Photo by KEN GIGLIOTTI / WINNIPEG FREE PRESS

Dr. Kriellaars, of Health Sciences Centre spinal cord research unit: one day there will be full recoveries.
Reprinted from...
Winnipeg Free Press, Monday, May 14, 1990, p. 16.

Spinal cord research electrifying

Doctors blend science, technology to get patients back on their feet

By Manfred Jager


If spinal cord injury victims are ever to use their legs again, they must have muscles that work and bones that can carry weight and stress.

Dr. Dean Kriellaars of the Health Sciences Centre spinal cord research unit is working to make sure they do.

An assistant professor of neurophysiology at the University of Manitoba medical school and research fellow in the spinal cord unit, the 29-year-old scientist is looking for ways to prevent five types of side effects from spinal cord injuries.

Stimulation

The treatment: nerve generation and restoration of function through electrical stimulation.

Kriellaars says there's no doubt that in 30 to 50 years spinal cord injuries will actually be healable and patients will make full recoveries.

"Long before that happens, however, we'll be able to give people back part of their function through the therapeutic application of electrical stimulation."

Kriellaars says such stimulation can only be useful if the movement it produces is co-ordinated. It takes sophisticated computers to control the quick pulses of 20 to 100 milliamperes going to a muscle about 20 times per second.

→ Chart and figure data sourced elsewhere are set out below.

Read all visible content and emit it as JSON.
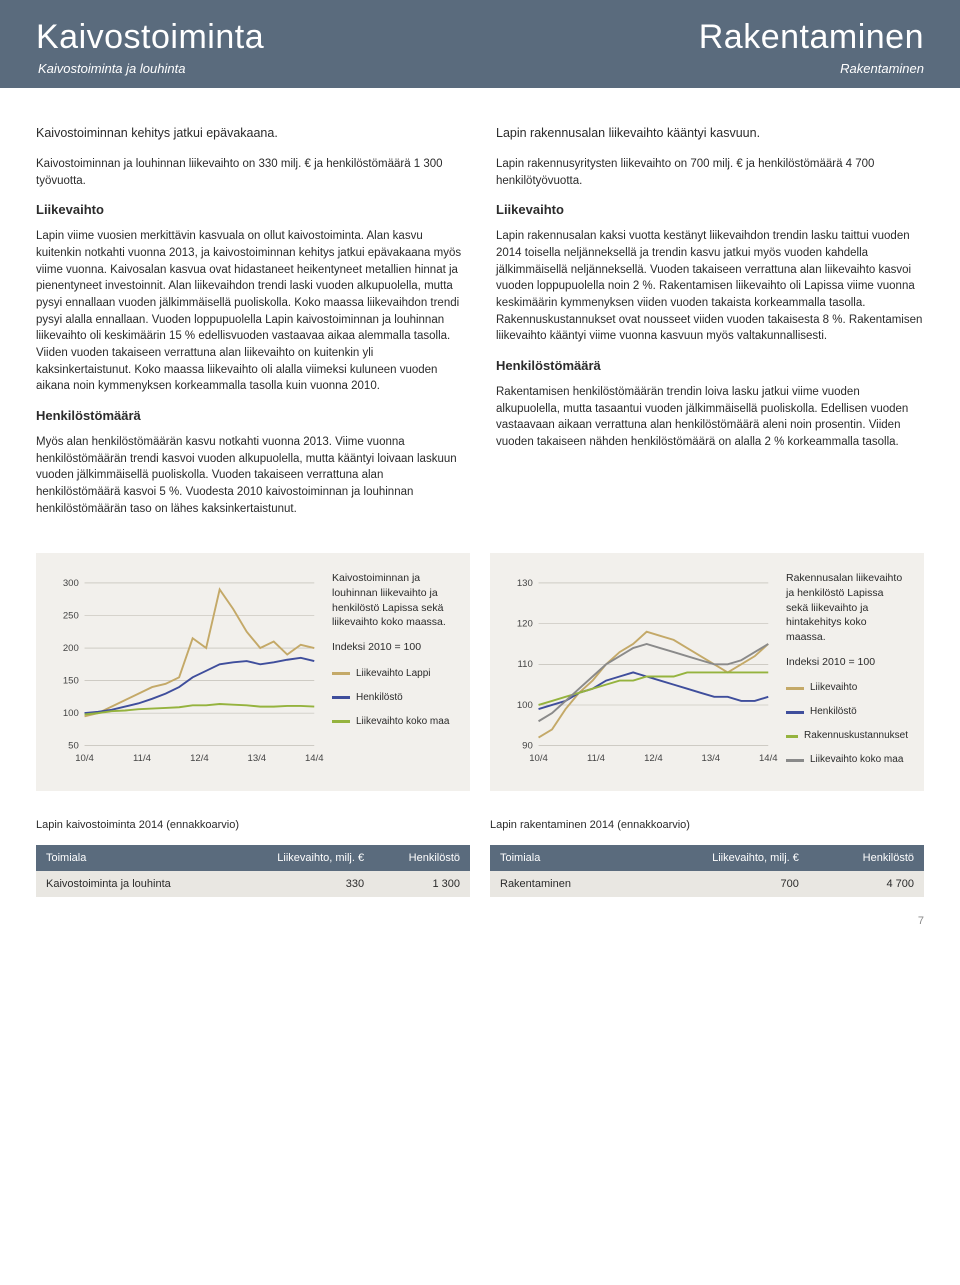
{
  "header": {
    "left_title": "Kaivostoiminta",
    "left_sub": "Kaivostoiminta ja louhinta",
    "right_title": "Rakentaminen",
    "right_sub": "Rakentaminen"
  },
  "left_col": {
    "lead": "Kaivostoiminnan kehitys jatkui epävakaana.",
    "intro": "Kaivostoiminnan ja louhinnan liikevaihto on 330 milj. € ja henkilöstömäärä 1 300 työvuotta.",
    "h1": "Liikevaihto",
    "p1": "Lapin viime vuosien merkittävin kasvuala on ollut kaivostoiminta. Alan kasvu kuitenkin notkahti vuonna 2013, ja kaivostoiminnan kehitys jatkui epävakaana myös viime vuonna. Kaivosalan kasvua ovat hidastaneet heikentyneet metallien hinnat ja pienentyneet investoinnit. Alan liikevaihdon trendi laski vuoden alkupuolella, mutta pysyi ennallaan vuoden jälkimmäisellä puoliskolla. Koko maassa liikevaihdon trendi pysyi alalla ennallaan. Vuoden loppupuolella Lapin kaivostoiminnan ja louhinnan liikevaihto oli keskimäärin 15 % edellisvuoden vastaavaa aikaa alemmalla tasolla. Viiden vuoden takaiseen verrattuna alan liikevaihto on kuitenkin yli kaksinkertaistunut. Koko maassa liikevaihto oli alalla viimeksi kuluneen vuoden aikana noin kymmenyksen korkeammalla tasolla kuin vuonna 2010.",
    "h2": "Henkilöstömäärä",
    "p2": "Myös alan henkilöstömäärän kasvu notkahti vuonna 2013. Viime vuonna henkilöstömäärän trendi kasvoi vuoden alkupuolella, mutta kääntyi loivaan laskuun vuoden jälkimmäisellä puoliskolla. Vuoden takaiseen verrattuna alan henkilöstömäärä kasvoi 5 %. Vuodesta 2010 kaivostoiminnan ja louhinnan henkilöstömäärän taso on lähes kaksinkertaistunut."
  },
  "right_col": {
    "lead": "Lapin rakennusalan liikevaihto kääntyi kasvuun.",
    "intro": "Lapin rakennusyritysten liikevaihto on 700 milj. € ja henkilöstömäärä 4 700 henkilötyövuotta.",
    "h1": "Liikevaihto",
    "p1": "Lapin rakennusalan kaksi vuotta kestänyt liikevaihdon trendin lasku taittui vuoden 2014 toisella neljänneksellä ja trendin kasvu jatkui myös vuoden kahdella jälkimmäisellä neljänneksellä. Vuoden takaiseen verrattuna alan liikevaihto kasvoi vuoden loppupuolella noin 2 %. Rakentamisen liikevaihto oli Lapissa viime vuonna keskimäärin kymmenyksen viiden vuoden takaista korkeammalla tasolla. Rakennuskustannukset ovat nousseet viiden vuoden takaisesta 8 %. Rakentamisen liikevaihto kääntyi viime vuonna kasvuun myös valtakunnallisesti.",
    "h2": "Henkilöstömäärä",
    "p2": "Rakentamisen henkilöstömäärän trendin loiva lasku jatkui viime vuoden alkupuolella, mutta tasaantui vuoden jälkimmäisellä puoliskolla. Edellisen vuoden vastaavaan aikaan verrattuna alan henkilöstömäärä aleni noin prosentin. Viiden vuoden takaiseen nähden henkilöstömäärä on alalla 2 % korkeammalla tasolla."
  },
  "chart1": {
    "type": "line",
    "title": "Kaivostoiminnan ja louhinnan liikevaihto ja henkilöstö Lapissa sekä liikevaihto koko maassa.",
    "index_note": "Indeksi 2010 = 100",
    "x_labels": [
      "10/4",
      "11/4",
      "12/4",
      "13/4",
      "14/4"
    ],
    "y_ticks": [
      50,
      100,
      150,
      200,
      250,
      300
    ],
    "ylim": [
      50,
      300
    ],
    "background_color": "#f2f0ec",
    "grid_color": "#b9b5ab",
    "series": [
      {
        "name": "Liikevaihto Lappi",
        "color": "#c4a968",
        "points": [
          95,
          100,
          110,
          120,
          130,
          140,
          145,
          155,
          215,
          200,
          290,
          260,
          225,
          200,
          210,
          190,
          205,
          200
        ]
      },
      {
        "name": "Henkilöstö",
        "color": "#3f4e9c",
        "points": [
          100,
          102,
          105,
          110,
          115,
          122,
          130,
          140,
          155,
          165,
          175,
          178,
          180,
          175,
          178,
          182,
          185,
          180
        ]
      },
      {
        "name": "Liikevaihto koko maa",
        "color": "#95b33e",
        "points": [
          98,
          100,
          103,
          104,
          106,
          107,
          108,
          109,
          112,
          112,
          114,
          113,
          112,
          110,
          110,
          111,
          111,
          110
        ]
      }
    ],
    "line_width": 2
  },
  "chart2": {
    "type": "line",
    "title": "Rakennusalan liikevaihto ja henkilöstö Lapissa sekä liikevaihto ja hintakehitys koko maassa.",
    "index_note": "Indeksi 2010 = 100",
    "x_labels": [
      "10/4",
      "11/4",
      "12/4",
      "13/4",
      "14/4"
    ],
    "y_ticks": [
      90,
      100,
      110,
      120,
      130
    ],
    "ylim": [
      90,
      130
    ],
    "background_color": "#f2f0ec",
    "grid_color": "#b9b5ab",
    "series": [
      {
        "name": "Liikevaihto",
        "color": "#c4a968",
        "points": [
          92,
          94,
          99,
          103,
          106,
          110,
          113,
          115,
          118,
          117,
          116,
          114,
          112,
          110,
          108,
          110,
          112,
          115
        ]
      },
      {
        "name": "Henkilöstö",
        "color": "#3f4e9c",
        "points": [
          99,
          100,
          101,
          103,
          104,
          106,
          107,
          108,
          107,
          106,
          105,
          104,
          103,
          102,
          102,
          101,
          101,
          102
        ]
      },
      {
        "name": "Rakennuskustannukset",
        "color": "#95b33e",
        "points": [
          100,
          101,
          102,
          103,
          104,
          105,
          106,
          106,
          107,
          107,
          107,
          108,
          108,
          108,
          108,
          108,
          108,
          108
        ]
      },
      {
        "name": "Liikevaihto koko maa",
        "color": "#8a8a8a",
        "points": [
          96,
          98,
          101,
          104,
          107,
          110,
          112,
          114,
          115,
          114,
          113,
          112,
          111,
          110,
          110,
          111,
          113,
          115
        ]
      }
    ],
    "line_width": 2
  },
  "table1": {
    "title": "Lapin kaivostoiminta 2014 (ennakkoarvio)",
    "headers": [
      "Toimiala",
      "Liikevaihto, milj. €",
      "Henkilöstö"
    ],
    "rows": [
      [
        "Kaivostoiminta ja louhinta",
        "330",
        "1 300"
      ]
    ],
    "header_bg": "#5a6b7d",
    "row_bg": "#e9e7e2"
  },
  "table2": {
    "title": "Lapin rakentaminen 2014 (ennakkoarvio)",
    "headers": [
      "Toimiala",
      "Liikevaihto, milj. €",
      "Henkilöstö"
    ],
    "rows": [
      [
        "Rakentaminen",
        "700",
        "4 700"
      ]
    ],
    "header_bg": "#5a6b7d",
    "row_bg": "#e9e7e2"
  },
  "page_number": "7"
}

Kriellaars says the research would not have been possible until very recently because huge banks of computers would have been needed to control electricity and co-ordinate movement produced with it.

Advances in computer science now have made it possible to reduce the size of control units to the point where patients will soon be able to carry the more rudimentary instruments plus batteries on a belt.

At the end of this phase of research, carried out in close co-operation with a spinal cord research unit in Edmonton, Kriellaars says there will be three veritable triumphs of science and technology.

"Patients will be able to get up, walk and sit down."

Excellence

The Winnipeg research is being supported under the National Centres of Excellence program, an initiative financed jointly by the federal and provincial governments and, in Winnipeg, by the Health Sciences Centre and the University of Manitoba medical school.

The Health Sciences Centre spinal cord unit conducts its electrical stimulation work on $400,000 over the next four years.

"If patients with spinal cord injuries paralysing them from the waist down are ever to walk again, then they must have muscles adequate in size and strength, must have bones strong enough to support their weight, must be free of deep vein thrombosis and muscle spasms and must have a normal cardiovascular system," Kriellaars says.

"That's what we are after, and we're making progress, even though we don't have any spectacular success stories yet."

Five patients are on the stimulation program now. Stimulation of muscles starts as soon as they have been stabilized after their original injury, usually within three or four weeks into their four- to six-month hospital stay.

Kriellaars says about eight new patients qualify for the treatment in Manitoba each year, but eventually dozens of spinal injury victims who have been paralysed for longer periods may qualify, as long as they have the residual muscle and bone strength necessary for electrical stimulation.